The actions were unanimously approved by all five members of the Board of
Governors.
“We have been and remain in close contact with other U.S. and international
regulators, supervisory authorities, and central banks to monitor and share
information on conditions in financial markets and firms around the world,”
said Fed Chairman Ben Bernanke in a statement.
The Fed added that Schedule 2 TSLF auctions will be conducted each week;
previously, Schedule 2 auctions had been conducted every two weeks.
In addition, the amounts offered under Schedule 2 auctions will be increased
to a total of $150 billion, from a total of $125 billion. Amounts offered in
Schedule 1 auctions will remain at a total of $50 billion. Overall, the total
amount offered in the TSLF program will rise to $200 billion from $175 billion.
The announcement comes as high-level weekend talks among U.S. federal
regulators and bankers failed to turn up a buyer for investment firm Lehman
Brothers Holding and the possibility of a Lehman liquidation grows.
Lehman Brothers’ battered shares had continued to slide last week despite the
firm having announced a turnaround plan to shed certain commercial real estate
assets. The 158-year-old firm had been weighed down by troubled real estate
investments and was seeking to raise capital.

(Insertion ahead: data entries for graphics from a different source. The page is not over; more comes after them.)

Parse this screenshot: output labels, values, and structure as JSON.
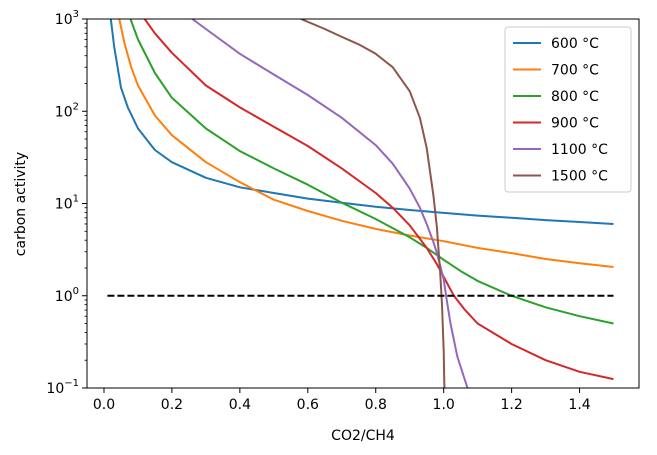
{
  "chart_data": {
    "type": "line",
    "title": "",
    "xlabel": "CO2/CH4",
    "ylabel": "carbon activity",
    "xlim": [
      -0.05,
      1.575
    ],
    "ylim": [
      0.1,
      1000
    ],
    "yscale": "log",
    "grid": false,
    "legend_position": "top-right",
    "x_ticks": [
      {
        "value": 0.0,
        "label": "0.0"
      },
      {
        "value": 0.2,
        "label": "0.2"
      },
      {
        "value": 0.4,
        "label": "0.4"
      },
      {
        "value": 0.6,
        "label": "0.6"
      },
      {
        "value": 0.8,
        "label": "0.8"
      },
      {
        "value": 1.0,
        "label": "1.0"
      },
      {
        "value": 1.2,
        "label": "1.2"
      },
      {
        "value": 1.4,
        "label": "1.4"
      }
    ],
    "y_ticks": [
      {
        "value": 0.1,
        "base": "10",
        "exp": "−1"
      },
      {
        "value": 1,
        "base": "10",
        "exp": "0"
      },
      {
        "value": 10,
        "base": "10",
        "exp": "1"
      },
      {
        "value": 100,
        "base": "10",
        "exp": "2"
      },
      {
        "value": 1000,
        "base": "10",
        "exp": "3"
      }
    ],
    "series": [
      {
        "name": "600 °C",
        "color": "#1f77b4",
        "x": [
          0.02,
          0.03,
          0.05,
          0.07,
          0.1,
          0.15,
          0.2,
          0.3,
          0.4,
          0.5,
          0.6,
          0.7,
          0.8,
          0.9,
          1.0,
          1.1,
          1.2,
          1.3,
          1.4,
          1.5
        ],
        "y": [
          1000,
          500,
          180,
          110,
          65,
          38,
          28,
          19,
          15,
          13,
          11.3,
          10.2,
          9.2,
          8.5,
          7.9,
          7.4,
          7.0,
          6.6,
          6.3,
          6.0
        ]
      },
      {
        "name": "700 °C",
        "color": "#ff7f0e",
        "x": [
          0.045,
          0.06,
          0.08,
          0.1,
          0.15,
          0.2,
          0.3,
          0.4,
          0.5,
          0.6,
          0.7,
          0.8,
          0.9,
          1.0,
          1.1,
          1.2,
          1.3,
          1.4,
          1.5
        ],
        "y": [
          1000,
          550,
          300,
          190,
          90,
          55,
          28,
          17,
          11,
          8.3,
          6.5,
          5.3,
          4.5,
          3.9,
          3.3,
          2.9,
          2.5,
          2.25,
          2.05
        ]
      },
      {
        "name": "800 °C",
        "color": "#2ca02c",
        "x": [
          0.078,
          0.1,
          0.15,
          0.2,
          0.3,
          0.4,
          0.5,
          0.6,
          0.7,
          0.8,
          0.9,
          0.95,
          1.0,
          1.05,
          1.1,
          1.2,
          1.3,
          1.4,
          1.5
        ],
        "y": [
          1000,
          600,
          260,
          140,
          65,
          37,
          24,
          16,
          10.2,
          6.8,
          4.3,
          3.3,
          2.45,
          1.85,
          1.45,
          1.0,
          0.75,
          0.6,
          0.5
        ]
      },
      {
        "name": "900 °C",
        "color": "#d62728",
        "x": [
          0.12,
          0.15,
          0.2,
          0.3,
          0.4,
          0.5,
          0.6,
          0.7,
          0.8,
          0.85,
          0.9,
          0.95,
          0.98,
          1.0,
          1.03,
          1.06,
          1.1,
          1.2,
          1.3,
          1.4,
          1.5
        ],
        "y": [
          1000,
          700,
          430,
          190,
          110,
          68,
          42,
          24,
          13,
          9,
          5.8,
          3.3,
          2.2,
          1.6,
          1.0,
          0.72,
          0.5,
          0.3,
          0.2,
          0.15,
          0.125
        ]
      },
      {
        "name": "1100 °C",
        "color": "#9467bd",
        "x": [
          0.26,
          0.3,
          0.4,
          0.5,
          0.6,
          0.7,
          0.8,
          0.85,
          0.9,
          0.93,
          0.95,
          0.97,
          0.98,
          0.99,
          1.0,
          1.01,
          1.02,
          1.04,
          1.06,
          1.07
        ],
        "y": [
          1000,
          780,
          420,
          250,
          150,
          85,
          43,
          27,
          14.5,
          9.0,
          6.0,
          3.8,
          2.9,
          2.1,
          1.5,
          0.85,
          0.5,
          0.22,
          0.13,
          0.1
        ]
      },
      {
        "name": "1500 °C",
        "color": "#8c564b",
        "x": [
          0.58,
          0.65,
          0.7,
          0.75,
          0.8,
          0.85,
          0.9,
          0.93,
          0.95,
          0.97,
          0.98,
          0.99,
          0.995,
          1.0,
          1.002
        ],
        "y": [
          1000,
          780,
          640,
          530,
          420,
          300,
          165,
          85,
          40,
          12,
          5.5,
          1.7,
          0.8,
          0.25,
          0.1
        ]
      },
      {
        "name": "carbon activity = 1",
        "color": "#000000",
        "dashed": true,
        "in_legend": false,
        "x": [
          0.01,
          1.5
        ],
        "y": [
          1,
          1
        ]
      }
    ]
  }
}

According to Wall Street Journal reports, as Lehman began shopping for
buyers, U.S. government officials worked through the weekend to help resolve
the investment bank’s woes, which were weighing on the broader financial
market. Early reports highlighted Bank of America and British bank Barclays PLC
as potential bidders. But sources told the Journal that such deals hinged on
the government providing financial support. By Sunday afternoon, it appeared
that Barclays - once seen as a leading bidder early Sunday - was walking away
from any deal, according to the Journal.
Treasury and Federal Reserve officials had made clear last week that they
didn’t want to orchestrate a government rescue that would involve government
funds - especially given that Lehman has access to emergency funds from the
Federal Reserve.
Such a government intervention would have likely been highly political given
that the government has already taken unprecedented steps this year to prevent
financial market woes from deepening even further. In March, the Treasury
Department and Federal Reserve helped orchestrate J.P. Morgan Chase & Co.’s
(JPM) takeover of Bear Stearns. In that deal, the government agreed to absorb
as much as $29 billion in losses. Just last week, the government announced a
hefty plan to takeover struggling mortgage giants Fannie Mae and Freddie Mac.